Ronaldinho ? J'ai bien entendu les instructions du président. C'est l'actif numéro 1 du club. OK. Alors, tout le monde aurait du s'en occuper. Le môme, il a 20 ans, il est champion du monde et se retrouve seul chez lui ! Et personne au club ne s'en occupe.
C'était votre travail...
Alors, il fallait me le dire. Moi, le gamin, je le prenais à mon domicile. Je lui faisais une chambre et je restais 24 heures sur 24 avec lui. Oh, je ne suis pas fou à me flinguer. Avec Ronaldinho à 100 %, je suis champion de France avec dix points d'avance. Le problème ? Entre son but contre Marseille (3-0) à l'aller et son match génial au Vélodrome dimanche, il a connu des hauts et des bas. Je suis responsable de son travail quotidien, de son amélioration et de sa valeur technique. Mais je ne peux pas être tenu responsable des à-côtés. Je n'étais que son entraîneur. J'aurais du être aussi son papa et son psy.
C'était peut-être votre rôle, en effet...
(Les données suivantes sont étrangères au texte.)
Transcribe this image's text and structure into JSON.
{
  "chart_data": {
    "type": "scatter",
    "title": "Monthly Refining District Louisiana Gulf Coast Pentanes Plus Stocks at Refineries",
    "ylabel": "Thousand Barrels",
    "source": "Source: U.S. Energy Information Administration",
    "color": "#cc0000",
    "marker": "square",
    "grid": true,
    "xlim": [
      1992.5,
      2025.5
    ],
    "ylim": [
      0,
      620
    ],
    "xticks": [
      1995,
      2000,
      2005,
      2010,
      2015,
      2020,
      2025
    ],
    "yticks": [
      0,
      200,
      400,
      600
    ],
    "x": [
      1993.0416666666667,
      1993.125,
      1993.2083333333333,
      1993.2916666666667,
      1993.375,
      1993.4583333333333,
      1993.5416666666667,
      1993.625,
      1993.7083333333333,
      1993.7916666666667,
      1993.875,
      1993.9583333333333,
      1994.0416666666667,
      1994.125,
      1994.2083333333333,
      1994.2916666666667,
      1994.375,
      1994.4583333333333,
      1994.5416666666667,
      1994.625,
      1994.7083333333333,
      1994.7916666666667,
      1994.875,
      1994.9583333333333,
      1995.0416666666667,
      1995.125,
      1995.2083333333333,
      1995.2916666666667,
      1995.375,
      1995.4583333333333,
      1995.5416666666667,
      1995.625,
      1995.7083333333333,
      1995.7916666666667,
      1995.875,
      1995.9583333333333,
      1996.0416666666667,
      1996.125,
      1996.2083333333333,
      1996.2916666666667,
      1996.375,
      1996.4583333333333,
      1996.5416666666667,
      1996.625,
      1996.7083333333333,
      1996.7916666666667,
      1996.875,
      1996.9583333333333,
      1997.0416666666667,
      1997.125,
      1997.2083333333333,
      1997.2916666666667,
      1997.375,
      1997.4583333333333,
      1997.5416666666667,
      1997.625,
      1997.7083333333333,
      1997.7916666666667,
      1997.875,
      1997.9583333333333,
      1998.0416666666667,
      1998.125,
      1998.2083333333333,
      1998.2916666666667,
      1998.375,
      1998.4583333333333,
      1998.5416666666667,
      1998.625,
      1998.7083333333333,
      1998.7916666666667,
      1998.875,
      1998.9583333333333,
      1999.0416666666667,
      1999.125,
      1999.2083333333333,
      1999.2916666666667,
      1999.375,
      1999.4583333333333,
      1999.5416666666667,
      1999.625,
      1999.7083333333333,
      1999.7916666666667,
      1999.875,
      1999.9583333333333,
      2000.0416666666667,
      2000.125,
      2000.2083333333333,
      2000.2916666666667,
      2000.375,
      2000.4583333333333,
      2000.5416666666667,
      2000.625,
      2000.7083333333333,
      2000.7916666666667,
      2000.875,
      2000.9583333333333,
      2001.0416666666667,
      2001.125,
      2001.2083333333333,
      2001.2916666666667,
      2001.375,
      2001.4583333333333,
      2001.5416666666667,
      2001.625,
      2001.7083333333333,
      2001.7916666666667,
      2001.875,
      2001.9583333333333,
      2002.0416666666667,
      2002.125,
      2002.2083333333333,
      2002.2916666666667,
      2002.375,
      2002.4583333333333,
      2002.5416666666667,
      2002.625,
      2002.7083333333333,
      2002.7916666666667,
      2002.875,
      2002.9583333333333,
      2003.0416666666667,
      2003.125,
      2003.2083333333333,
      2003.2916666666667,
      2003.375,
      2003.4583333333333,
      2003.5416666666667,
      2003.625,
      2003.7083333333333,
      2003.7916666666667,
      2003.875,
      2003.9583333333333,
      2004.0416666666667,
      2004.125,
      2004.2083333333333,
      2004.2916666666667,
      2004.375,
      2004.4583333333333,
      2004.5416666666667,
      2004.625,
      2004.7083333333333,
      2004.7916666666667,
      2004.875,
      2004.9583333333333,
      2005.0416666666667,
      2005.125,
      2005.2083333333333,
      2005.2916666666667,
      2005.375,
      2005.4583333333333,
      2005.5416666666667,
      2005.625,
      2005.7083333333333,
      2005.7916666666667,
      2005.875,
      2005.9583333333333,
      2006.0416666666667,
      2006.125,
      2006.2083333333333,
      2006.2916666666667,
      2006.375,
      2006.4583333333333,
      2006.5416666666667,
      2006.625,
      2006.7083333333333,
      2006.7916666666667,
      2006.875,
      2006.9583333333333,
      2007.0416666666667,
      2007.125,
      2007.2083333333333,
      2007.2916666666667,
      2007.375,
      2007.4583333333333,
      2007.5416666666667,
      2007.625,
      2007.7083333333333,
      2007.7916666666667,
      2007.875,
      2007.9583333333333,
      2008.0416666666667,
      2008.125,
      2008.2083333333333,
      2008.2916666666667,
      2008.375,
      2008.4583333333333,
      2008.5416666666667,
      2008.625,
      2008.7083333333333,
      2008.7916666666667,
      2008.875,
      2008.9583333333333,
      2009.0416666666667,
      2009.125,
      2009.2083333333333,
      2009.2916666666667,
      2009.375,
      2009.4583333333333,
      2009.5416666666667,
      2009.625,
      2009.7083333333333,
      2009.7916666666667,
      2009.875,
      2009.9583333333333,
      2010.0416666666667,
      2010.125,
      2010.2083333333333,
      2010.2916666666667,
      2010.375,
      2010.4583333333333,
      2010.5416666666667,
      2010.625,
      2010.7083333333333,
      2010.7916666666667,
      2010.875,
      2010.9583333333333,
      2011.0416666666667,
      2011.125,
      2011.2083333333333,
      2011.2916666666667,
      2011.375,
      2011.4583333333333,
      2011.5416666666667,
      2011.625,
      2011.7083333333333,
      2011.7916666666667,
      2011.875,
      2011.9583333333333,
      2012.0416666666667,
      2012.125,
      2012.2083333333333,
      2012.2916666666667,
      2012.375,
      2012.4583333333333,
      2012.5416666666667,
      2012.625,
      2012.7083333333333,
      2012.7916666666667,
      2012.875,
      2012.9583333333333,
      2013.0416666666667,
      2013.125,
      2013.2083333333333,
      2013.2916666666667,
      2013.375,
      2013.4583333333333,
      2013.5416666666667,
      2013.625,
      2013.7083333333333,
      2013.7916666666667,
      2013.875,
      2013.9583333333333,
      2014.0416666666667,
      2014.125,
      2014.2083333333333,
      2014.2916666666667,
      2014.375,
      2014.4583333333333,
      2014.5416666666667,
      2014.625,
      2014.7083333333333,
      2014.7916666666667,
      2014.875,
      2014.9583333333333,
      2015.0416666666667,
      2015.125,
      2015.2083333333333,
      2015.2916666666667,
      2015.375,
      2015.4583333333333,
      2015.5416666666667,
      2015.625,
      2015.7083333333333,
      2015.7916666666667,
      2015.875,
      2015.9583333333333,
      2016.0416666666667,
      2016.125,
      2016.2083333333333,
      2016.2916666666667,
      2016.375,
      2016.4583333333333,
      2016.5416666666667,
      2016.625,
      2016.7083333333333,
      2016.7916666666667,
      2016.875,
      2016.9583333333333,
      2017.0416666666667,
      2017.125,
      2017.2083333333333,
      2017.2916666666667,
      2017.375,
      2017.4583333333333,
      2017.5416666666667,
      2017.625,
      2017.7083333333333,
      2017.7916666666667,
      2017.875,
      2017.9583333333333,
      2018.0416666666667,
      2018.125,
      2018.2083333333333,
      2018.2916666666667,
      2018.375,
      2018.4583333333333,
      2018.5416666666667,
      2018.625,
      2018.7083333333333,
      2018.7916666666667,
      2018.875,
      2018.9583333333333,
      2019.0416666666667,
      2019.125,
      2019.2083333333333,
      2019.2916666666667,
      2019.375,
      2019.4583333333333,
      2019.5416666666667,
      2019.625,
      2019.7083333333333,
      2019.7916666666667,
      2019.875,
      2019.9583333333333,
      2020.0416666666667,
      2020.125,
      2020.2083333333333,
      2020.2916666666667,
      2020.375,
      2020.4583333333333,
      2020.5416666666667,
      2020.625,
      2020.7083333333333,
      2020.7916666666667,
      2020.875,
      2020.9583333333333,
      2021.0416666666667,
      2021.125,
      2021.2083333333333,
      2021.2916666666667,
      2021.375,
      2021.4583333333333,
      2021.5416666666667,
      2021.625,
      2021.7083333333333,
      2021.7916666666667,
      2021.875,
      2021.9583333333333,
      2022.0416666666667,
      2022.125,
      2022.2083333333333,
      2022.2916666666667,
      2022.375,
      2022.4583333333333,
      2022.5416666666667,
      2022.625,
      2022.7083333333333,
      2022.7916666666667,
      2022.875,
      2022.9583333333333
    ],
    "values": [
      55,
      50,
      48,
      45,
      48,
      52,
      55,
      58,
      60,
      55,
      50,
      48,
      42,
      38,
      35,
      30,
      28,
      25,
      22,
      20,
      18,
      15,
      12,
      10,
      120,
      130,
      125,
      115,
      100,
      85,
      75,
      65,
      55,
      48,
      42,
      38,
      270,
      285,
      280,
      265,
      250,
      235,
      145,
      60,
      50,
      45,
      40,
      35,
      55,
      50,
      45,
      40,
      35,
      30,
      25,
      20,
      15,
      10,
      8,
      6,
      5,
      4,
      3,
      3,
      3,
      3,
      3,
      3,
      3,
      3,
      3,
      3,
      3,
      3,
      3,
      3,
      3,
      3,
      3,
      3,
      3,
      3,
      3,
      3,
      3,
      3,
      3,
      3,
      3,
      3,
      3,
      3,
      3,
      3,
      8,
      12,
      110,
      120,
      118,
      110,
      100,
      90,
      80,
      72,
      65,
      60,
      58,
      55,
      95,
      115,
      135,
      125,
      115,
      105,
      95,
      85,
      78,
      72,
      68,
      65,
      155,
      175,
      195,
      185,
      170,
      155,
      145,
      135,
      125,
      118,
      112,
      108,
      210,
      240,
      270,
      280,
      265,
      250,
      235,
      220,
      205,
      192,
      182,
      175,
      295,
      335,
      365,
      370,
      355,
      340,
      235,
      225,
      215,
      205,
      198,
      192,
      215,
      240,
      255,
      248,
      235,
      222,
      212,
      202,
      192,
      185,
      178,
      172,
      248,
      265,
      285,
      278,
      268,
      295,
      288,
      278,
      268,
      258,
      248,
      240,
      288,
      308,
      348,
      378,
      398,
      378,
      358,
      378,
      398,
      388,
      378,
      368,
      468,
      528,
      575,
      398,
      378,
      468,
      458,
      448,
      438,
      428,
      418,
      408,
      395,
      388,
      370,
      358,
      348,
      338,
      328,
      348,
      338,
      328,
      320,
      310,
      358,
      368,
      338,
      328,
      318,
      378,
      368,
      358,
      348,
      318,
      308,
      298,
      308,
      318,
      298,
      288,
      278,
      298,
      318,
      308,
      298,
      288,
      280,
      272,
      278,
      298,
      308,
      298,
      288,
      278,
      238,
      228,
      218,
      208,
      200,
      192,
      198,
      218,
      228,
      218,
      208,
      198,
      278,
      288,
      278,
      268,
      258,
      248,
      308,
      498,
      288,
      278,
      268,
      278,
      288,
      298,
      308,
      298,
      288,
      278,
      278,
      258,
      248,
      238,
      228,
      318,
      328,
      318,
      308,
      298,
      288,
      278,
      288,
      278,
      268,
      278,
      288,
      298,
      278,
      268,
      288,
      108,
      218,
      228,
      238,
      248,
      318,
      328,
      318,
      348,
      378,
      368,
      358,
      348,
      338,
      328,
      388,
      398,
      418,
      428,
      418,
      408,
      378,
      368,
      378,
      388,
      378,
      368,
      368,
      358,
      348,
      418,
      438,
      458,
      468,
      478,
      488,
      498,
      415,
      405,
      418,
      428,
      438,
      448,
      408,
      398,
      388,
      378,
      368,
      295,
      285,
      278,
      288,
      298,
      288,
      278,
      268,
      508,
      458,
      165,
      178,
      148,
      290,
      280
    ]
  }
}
Mais lorsque Ronnie est champion du monde en juin avec le Brésil, mon staff technique et moi avons aussi notre part de responsabilité ! Il était resté six mois sans jouer. Nous l'avons remis sur pied. Scolari (NDLR : sélectionneur du Brésil) m'a remercié. Je n'ai aucune leçon à recevoir sur la gestion du cas Ronnie. Un jour, il fera comme Dalmat : il dira : « Luis avait raison ». Dernière précision : je ne suis pas un économiste qui parle d'actifs, moi ! Je suis un technicien qui raisonne en terme d'équipe, de collectif. L'actif numéro 1 pour un entraîneur, c'est le joueur qui te fait gagner un match. Voilà pourquoi, j'ai tant soutenu Fabrice Fiorèse.
Comment est né votre différend avec Ronaldinho ?
Vous l'avez écrit dans votre journal. Avant le match contre Lens, lors de la mise au vert, Ronnie n'a pas respecté le règlement interne. Cinq joueurs le voient de leurs yeux. Je décide de le suspendre contre Lens. Ma hiérarchie me dissuade de le sanctionner, je perds ma crédibilité. Dans le regard des joueurs, je vois que je suis déconsidéré. On perd 2-3. Dans les vestiaires, le président félicite Ronaldinho.
« Perpère est un homme honnête mais ce n'est qu'un pion de Canal + » Comment ont réagi les joueurs ?
Quand Llacer montre ses fesses, quand Leroy secoue un journaliste, ils sont convoqués et sanctionnés. C'est juste. Mais est-ce moins grave de briser le règlement intérieur du groupe ? L'autorité doit s'appliquer à tout le monde, sinon c'est mort. En Allemagne, Ballack (NDLR : Bayern Munich) s'est permis de critiquer une fois le jeu défensif de son entraîneur. Il a pris 100 000 € d'amende.
Comment jugez-vous votre président ?
Laurent Perpère est un homme honnête mais ce n'est qu'un pion de Canal +. Il ne peut rien décider seul. Il a été placé là pour remplir un poste. A mon arrivée, Pierre Lescure (NDLR : ex-PDG de Canal +) m'a expliqué que je devais lui apporter une légitimité dans le milieu du football. Perpère est novice dans le monde du ballon. Je n'ai pas d'animosité envers lui. Je comprends l'homme, avec ses compétences et ses limites. Toute la semaine, ses oreilles sifflent.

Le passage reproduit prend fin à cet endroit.